On October 5, a female Masai giraffe was born to mother Hasina. All five of Hasina's calves have been born at the L.A. Zoo and, for Giraffe Keeper Mike Bona, the latest arrival couldn't have been timelier. Every year, Bona, who is the president of the Los Angeles chapter of the American Association of Zoo Keepers (AAZK) organizes Laughs for Giraffes, a comedy showcase that benefits the Giraffe Conservation Fund (GCF). Usually, the event is scheduled to coincide with World Giraffe Day on June 21, but this year it was delayed. "I was so disappointed that we could not make it happen in June, but then this birth happened two weeks before our rescheduled benefit took place on October 20," Bona says. The calf made her media debut on October 18 and boosted interest in Laughs for Giraffes, which took place at Boomtown Brewery in downtown Los Angeles and raised more than $5,500 for giraffe conservation.


Newborn giraffes average six feet in height and weigh between 100 and 150 pounds. Photo by Jamie Pham

Although giraffes are one of the species most recognizable to zoo guests, their familiarity belies their critical conservation status. Of the nine giraffe subspecies now recognized, recent surveys of wild populations by the International Union for the Conservation of Nature (IUCN) have concluded that only the Angolan giraffe is of "Least Concern." Three are considered "Critically Endangered" or "Endangered," two are "Vulnerable," and one as "Near Threatened." GCF director Julian Fennessey has described the situation as a "silent extinction" because even as their numbers plummet, people are generally unaware of their plight. The Laughs for Giraffes fundraiser benefited both GCF and the African Pangolin Working Group.

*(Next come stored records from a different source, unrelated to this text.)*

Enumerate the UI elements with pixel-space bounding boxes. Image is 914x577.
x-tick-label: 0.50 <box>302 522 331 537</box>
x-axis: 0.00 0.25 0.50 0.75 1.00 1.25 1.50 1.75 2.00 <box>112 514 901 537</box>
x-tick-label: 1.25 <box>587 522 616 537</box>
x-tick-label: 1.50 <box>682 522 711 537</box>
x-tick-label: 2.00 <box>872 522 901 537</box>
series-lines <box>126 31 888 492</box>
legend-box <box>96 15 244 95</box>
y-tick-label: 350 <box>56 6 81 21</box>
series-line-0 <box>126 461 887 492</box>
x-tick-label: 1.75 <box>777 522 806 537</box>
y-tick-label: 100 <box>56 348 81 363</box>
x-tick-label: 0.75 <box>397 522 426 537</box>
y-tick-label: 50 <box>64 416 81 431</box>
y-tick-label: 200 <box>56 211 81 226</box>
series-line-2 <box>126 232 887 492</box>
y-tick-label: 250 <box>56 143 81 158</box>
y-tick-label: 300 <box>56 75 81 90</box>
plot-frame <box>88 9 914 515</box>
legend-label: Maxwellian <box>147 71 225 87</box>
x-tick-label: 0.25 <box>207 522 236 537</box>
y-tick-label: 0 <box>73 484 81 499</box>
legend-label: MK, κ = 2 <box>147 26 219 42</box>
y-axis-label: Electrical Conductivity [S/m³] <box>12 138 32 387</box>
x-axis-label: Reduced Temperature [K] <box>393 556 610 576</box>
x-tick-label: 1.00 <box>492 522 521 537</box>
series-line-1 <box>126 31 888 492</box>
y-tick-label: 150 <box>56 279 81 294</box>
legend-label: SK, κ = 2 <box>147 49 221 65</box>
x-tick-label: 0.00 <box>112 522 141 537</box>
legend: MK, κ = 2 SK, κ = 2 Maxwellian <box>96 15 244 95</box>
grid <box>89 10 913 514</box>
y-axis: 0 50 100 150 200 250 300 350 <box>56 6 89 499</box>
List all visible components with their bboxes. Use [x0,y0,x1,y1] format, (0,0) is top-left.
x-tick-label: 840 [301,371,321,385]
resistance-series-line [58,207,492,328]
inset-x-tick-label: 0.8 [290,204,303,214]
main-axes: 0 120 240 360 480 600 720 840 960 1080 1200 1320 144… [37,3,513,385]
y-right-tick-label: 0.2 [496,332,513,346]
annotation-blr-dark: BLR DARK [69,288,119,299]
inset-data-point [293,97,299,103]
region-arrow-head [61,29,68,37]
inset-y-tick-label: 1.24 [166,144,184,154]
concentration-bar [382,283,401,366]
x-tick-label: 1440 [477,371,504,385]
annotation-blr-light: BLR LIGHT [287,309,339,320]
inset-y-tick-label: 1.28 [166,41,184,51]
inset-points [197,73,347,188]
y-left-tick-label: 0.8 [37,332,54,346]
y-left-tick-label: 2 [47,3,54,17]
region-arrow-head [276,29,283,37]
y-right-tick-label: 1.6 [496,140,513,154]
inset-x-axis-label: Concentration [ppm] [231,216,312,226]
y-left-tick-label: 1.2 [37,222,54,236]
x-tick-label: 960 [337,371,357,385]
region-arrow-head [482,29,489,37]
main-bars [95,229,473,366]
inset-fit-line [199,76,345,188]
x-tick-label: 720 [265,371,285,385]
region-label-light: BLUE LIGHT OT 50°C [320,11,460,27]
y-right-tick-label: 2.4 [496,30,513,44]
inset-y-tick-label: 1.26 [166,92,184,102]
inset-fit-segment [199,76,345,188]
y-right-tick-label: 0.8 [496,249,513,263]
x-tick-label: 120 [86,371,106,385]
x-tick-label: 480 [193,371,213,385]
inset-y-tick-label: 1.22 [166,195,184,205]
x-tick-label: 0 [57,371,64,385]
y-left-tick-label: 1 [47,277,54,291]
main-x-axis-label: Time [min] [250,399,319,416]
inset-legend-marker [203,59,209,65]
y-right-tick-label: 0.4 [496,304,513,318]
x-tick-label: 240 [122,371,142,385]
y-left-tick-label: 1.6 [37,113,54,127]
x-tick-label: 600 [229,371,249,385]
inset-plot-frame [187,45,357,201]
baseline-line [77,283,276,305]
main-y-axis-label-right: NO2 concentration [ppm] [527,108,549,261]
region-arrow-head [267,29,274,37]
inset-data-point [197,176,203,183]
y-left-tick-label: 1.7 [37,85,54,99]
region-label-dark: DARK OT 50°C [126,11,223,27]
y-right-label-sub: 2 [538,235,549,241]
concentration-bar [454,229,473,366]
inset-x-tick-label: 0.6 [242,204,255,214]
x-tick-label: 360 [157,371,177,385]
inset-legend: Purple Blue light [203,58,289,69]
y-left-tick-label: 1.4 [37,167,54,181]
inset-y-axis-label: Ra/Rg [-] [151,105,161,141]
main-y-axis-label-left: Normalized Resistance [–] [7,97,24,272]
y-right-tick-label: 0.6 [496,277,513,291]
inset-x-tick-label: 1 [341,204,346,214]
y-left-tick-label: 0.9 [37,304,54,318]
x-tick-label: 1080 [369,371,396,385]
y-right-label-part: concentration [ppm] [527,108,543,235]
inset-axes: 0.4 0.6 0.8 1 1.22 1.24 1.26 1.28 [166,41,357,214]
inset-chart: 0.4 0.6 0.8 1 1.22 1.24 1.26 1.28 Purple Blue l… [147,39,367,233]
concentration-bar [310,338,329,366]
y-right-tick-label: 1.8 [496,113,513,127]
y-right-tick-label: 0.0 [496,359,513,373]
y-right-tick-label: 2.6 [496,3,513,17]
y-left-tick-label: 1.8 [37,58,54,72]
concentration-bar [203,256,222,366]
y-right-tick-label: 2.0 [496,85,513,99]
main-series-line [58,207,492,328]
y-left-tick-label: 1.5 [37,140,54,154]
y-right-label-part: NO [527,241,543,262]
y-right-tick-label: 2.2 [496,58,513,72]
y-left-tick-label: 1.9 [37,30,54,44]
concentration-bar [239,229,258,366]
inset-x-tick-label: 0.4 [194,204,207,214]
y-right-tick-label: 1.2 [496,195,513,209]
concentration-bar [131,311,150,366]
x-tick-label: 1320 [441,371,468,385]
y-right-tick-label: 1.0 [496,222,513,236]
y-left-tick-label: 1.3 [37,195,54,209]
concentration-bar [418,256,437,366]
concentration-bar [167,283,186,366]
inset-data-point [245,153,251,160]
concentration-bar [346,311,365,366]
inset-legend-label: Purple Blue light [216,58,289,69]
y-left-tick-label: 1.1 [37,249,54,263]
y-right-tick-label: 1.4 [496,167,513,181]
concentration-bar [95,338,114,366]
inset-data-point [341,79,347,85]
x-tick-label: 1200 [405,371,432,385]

Poison frogs (or poison dart frogs) were so named because a few of the species secrete toxins on their skin that were applied by some indigenous peoples to arrow heads for more effective hunting. The toxins are a product of the frogs' wild diet—often ants that contain many different compounds that taste bad and/or are poisonous. In human care, these beautiful amphibians eat insects that are non-toxic and so they lose their potency, but not their spectacular colors—which in the wild serve as a warning to potential predators who might want to eat them.

Multiple species of poison dart frogs are on view in the Zoo's Rainforest of the Americas exhibit.

In September, five blessed poison frogs hatched. In the wild, these frogs are found only in a tiny lowland plain between the Huallaga and Ucayali rivers in central northern Peru. They inhabit the warm rainforest of the Pampas del Sacramento. "Sacramento" is Latin for "sacred," and so the frog was given the species name, "benedicta"—Latin for "blessed." Because they are endemic to such a tiny range and are under pressure from habitat loss and over-collection for the pet trade, they are considered "Vulnerable" by the IUCN.


Blessed poison dart frogs are brightly and distinctively colored. Photo by Joel Sartore

September arrivals the Zoo included a female California condor in need of medical attention. Two condors that had arrived earlier in the year and received treatment from animal care staff were transferred to USFWS for return to the wild.